Lors de la visite, les conditions d’hygiène étaient déplorables, la présence de nuisibles (punaises, puces, etc.) conduisant l’établissement à neutraliser neuf cellules en détention. Les douches n’étaient pas entretenues ni protégées par un dispositif de séparation.
La maison d’arrêt ne propose aucune offre de travail en concession depuis mai 2018. Une réflexion est nécessaire pour engager des démarches en matière de prospection.
La mise en place d’un pilotage avec des procédures formalisées s’impose. Compte tenu d’un déficit de personnel de direction et d’encadrement (départ de l’adjoint au chef d’établissement en poste depuis 11 ans, non remplacement du poste d’adjoint au chef de détention depuis 2017 et de deux postes de premiers surveillants), les responsabilités sont diluées au sein de l’établissement. La maintenance souffre également du manque d’encadrement.

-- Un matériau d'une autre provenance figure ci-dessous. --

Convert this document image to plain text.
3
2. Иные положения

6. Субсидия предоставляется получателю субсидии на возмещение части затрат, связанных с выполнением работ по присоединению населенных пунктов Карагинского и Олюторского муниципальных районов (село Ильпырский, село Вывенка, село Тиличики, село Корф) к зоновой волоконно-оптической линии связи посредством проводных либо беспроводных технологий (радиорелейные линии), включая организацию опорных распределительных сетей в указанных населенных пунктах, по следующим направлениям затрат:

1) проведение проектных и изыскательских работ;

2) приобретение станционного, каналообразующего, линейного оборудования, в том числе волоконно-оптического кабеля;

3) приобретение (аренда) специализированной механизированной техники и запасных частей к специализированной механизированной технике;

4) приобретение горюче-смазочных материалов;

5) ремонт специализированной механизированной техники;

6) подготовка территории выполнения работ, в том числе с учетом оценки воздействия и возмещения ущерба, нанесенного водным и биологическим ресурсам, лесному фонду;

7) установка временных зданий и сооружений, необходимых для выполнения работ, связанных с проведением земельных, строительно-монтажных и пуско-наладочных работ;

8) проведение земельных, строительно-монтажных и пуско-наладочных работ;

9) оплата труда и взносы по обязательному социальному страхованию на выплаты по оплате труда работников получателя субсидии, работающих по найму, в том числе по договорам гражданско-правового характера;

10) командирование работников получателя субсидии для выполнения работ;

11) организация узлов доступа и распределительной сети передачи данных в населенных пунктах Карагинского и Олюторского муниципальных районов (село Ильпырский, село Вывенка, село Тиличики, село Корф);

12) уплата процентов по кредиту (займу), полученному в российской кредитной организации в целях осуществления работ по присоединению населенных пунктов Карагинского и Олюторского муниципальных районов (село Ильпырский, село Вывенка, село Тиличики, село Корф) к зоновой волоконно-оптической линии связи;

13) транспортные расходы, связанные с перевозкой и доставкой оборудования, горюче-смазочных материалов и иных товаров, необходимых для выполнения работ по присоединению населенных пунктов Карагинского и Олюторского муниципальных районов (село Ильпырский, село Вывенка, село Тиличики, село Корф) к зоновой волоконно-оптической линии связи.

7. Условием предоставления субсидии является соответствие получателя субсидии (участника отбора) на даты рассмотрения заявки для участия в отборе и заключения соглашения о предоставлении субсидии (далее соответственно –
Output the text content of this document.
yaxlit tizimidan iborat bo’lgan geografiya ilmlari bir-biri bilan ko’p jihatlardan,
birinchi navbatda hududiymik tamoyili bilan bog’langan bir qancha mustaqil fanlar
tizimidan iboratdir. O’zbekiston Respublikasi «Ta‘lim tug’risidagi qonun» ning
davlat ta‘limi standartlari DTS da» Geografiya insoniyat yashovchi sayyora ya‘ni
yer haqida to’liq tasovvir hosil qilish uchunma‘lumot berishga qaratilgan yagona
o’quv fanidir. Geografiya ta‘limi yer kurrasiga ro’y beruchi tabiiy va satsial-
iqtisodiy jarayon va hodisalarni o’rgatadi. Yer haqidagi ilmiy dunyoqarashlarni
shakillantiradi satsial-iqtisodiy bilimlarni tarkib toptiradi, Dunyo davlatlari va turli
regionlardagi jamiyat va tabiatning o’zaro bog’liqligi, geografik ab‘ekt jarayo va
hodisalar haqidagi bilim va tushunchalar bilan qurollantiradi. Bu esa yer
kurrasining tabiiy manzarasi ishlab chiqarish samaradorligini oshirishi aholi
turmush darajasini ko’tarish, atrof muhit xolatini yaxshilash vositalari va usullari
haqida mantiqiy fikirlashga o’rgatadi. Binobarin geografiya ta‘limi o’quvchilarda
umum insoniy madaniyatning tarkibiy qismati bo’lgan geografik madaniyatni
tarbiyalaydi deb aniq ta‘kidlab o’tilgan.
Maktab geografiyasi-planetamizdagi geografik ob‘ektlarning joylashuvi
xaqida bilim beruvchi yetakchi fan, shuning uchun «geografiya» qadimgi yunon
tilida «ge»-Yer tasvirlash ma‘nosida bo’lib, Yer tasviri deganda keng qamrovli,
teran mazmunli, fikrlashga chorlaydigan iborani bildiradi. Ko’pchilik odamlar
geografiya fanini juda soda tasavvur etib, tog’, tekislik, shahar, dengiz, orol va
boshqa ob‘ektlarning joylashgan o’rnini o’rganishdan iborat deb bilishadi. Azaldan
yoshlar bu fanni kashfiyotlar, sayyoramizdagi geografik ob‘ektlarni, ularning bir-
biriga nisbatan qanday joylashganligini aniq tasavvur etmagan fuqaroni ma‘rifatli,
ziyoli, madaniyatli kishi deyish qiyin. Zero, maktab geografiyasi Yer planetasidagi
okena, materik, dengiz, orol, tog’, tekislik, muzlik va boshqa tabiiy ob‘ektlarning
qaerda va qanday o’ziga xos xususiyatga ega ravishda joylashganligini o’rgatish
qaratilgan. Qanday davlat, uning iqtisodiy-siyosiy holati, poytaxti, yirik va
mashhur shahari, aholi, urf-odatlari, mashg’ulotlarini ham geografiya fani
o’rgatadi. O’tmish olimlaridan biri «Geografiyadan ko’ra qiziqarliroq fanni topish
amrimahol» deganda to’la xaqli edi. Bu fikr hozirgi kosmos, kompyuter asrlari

En ce qui concerne les moyens de communication, l’organisation de la collecte du courrier s’effectuant par les surveillants de roulement au lieu du vaguemestre, notamment pour l’unité sanitaire, ne garantit pas la confidentialité ni l’anonymat. Cette collecte s’effectue à l’ouverture des portes au détriment du courrier des boîtes aux lettres dont le relevé n’est pas systématiquement réalisé. Il n’existe en outre aucune procédure de traitement des requêtes en l’absence de traçabilité et d’enregistrement notamment par le personnel et le SPIP. La seule exception concerne l’accomplissement de formalités par le greffe.
Les contrôleurs ont constaté le rôle actif des visiteurs de prison auprès des personnes détenues tout au long de leur séjour. Il n’en demeure pas moins que leur participation à l’ensemble des commissions pluridisciplinaires uniques (sortants, suivi, classement, prévention du suicide, etc.) s’effectue au mépris de la confidentialité entre les intervenants, une pratique anormale à faire cesser sans délai dans l’intérêt des personnes détenues.
Les points positifs qui sont ressortis de la visite des contrôleurs concernent la qualité de la gestion et du fonctionnement du greffe par son responsable, la gestion de la détention par des agents expérimentés et professionnels, la présence d’une équipe dédiée aux parloirs, un point d’accès au droit réactif et la présence d’une coordinatrice des activités sensibilisée à la mise en place d’activités socioculturelles en collaboration étroite avec le SPIP.